The quiet life of Clay and Ash is swept away when a strange airship lands on their property carrying an even stranger cargo in Eric S. Hoffman’s The Ballad of Clay Moore, a heartwrenching, genuinely funny, and beautifully written tale of a modern cowboy grappling with a game much bigger than himself.
Leaping from a silent valley in Wyoming into the world of megapowers and conspiracies, Clay, Ash, Baxter the Hound, and their neighbours embark on a dangerous journey chased by a ruthless secret military branch known as the U.S. Asset Command. Their valley destroyed, they soon realize that to survive they need to expose the truth behind the USAC and bring down those who are trying to hide it. They face car chases, wild bears, life-threatening wounds, and unheard-of weapons, but most of all they are confronted with themselves; only by looking their traumas and fears in the eye can they find the courage to do the right thing.

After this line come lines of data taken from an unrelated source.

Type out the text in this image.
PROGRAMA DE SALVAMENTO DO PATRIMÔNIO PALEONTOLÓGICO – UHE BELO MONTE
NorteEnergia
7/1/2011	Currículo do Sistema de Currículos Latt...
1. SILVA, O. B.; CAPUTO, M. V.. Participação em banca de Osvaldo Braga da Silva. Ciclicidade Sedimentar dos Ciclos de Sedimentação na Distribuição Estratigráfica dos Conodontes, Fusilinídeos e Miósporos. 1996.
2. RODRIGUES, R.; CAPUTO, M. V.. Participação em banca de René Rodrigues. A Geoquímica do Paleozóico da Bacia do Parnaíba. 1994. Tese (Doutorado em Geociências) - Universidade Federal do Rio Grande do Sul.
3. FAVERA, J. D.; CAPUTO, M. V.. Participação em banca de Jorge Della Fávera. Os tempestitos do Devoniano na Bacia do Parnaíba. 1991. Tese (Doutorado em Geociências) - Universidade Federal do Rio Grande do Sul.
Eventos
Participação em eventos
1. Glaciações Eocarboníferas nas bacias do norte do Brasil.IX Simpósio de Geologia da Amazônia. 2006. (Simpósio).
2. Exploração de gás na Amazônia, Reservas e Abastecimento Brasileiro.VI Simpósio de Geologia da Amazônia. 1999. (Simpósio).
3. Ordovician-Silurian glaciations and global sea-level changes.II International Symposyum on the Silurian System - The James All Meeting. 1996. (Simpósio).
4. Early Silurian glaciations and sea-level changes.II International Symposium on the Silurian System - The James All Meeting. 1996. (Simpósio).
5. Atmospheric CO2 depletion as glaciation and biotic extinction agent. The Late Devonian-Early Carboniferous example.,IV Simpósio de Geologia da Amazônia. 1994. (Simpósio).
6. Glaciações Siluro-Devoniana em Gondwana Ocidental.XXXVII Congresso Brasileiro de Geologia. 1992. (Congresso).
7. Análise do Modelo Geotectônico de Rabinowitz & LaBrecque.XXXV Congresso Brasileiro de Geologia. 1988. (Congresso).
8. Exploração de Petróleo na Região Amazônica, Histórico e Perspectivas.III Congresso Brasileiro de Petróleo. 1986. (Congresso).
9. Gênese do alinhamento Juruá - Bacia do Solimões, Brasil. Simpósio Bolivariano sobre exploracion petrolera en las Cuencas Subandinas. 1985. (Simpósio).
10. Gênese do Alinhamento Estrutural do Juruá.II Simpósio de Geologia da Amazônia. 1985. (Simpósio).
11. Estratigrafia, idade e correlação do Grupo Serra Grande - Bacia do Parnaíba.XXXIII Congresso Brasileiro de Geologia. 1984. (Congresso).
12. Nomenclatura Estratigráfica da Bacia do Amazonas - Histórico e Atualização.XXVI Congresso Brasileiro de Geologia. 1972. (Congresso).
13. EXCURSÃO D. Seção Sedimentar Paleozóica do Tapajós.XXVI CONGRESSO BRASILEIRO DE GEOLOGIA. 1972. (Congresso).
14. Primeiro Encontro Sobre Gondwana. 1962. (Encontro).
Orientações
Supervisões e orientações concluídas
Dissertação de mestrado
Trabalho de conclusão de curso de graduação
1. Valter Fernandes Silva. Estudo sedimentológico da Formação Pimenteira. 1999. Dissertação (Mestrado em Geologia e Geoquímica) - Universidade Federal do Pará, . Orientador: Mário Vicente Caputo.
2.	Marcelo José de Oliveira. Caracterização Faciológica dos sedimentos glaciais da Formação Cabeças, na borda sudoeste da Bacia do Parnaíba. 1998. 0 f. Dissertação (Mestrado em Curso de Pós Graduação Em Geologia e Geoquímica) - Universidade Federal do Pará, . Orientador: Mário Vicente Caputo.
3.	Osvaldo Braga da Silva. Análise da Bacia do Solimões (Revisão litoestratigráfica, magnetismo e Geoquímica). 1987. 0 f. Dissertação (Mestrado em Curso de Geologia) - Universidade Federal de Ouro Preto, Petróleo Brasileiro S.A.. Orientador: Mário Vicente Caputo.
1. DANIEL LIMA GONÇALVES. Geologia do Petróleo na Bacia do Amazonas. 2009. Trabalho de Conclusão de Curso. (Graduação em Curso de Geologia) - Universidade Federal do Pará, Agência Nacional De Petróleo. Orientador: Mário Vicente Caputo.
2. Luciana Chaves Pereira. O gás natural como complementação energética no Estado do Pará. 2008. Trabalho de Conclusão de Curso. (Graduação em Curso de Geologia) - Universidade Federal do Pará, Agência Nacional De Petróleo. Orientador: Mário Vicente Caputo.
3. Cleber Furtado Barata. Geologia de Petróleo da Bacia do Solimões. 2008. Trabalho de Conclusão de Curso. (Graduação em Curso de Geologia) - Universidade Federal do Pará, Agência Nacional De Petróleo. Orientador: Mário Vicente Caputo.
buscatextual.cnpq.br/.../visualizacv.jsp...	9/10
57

Hoffman’s language is explosive, a cowboy slang that turns poetic, as adventure and danger force Clay to turn inwards, balancing drama with irony, reflection with action, and flashbacks with Clay’s fully present, profoundly tactile love for life. The seemingly random involvement of his small, normal life in the chaos of “powerful people with powerful secrets” highlights the contemporary sense of helplessness about those who rule behind the scenes, wreaking terrible damage on people and the environment.
Weaving a delicate story about love, friendship, and spirituality in which our ballad-style heroes are revealed as complex and deeply human, Hoffman has created a masterful story on the backdrop of worldwide intrigue, deftly exposing the cruelty of the power-hungry.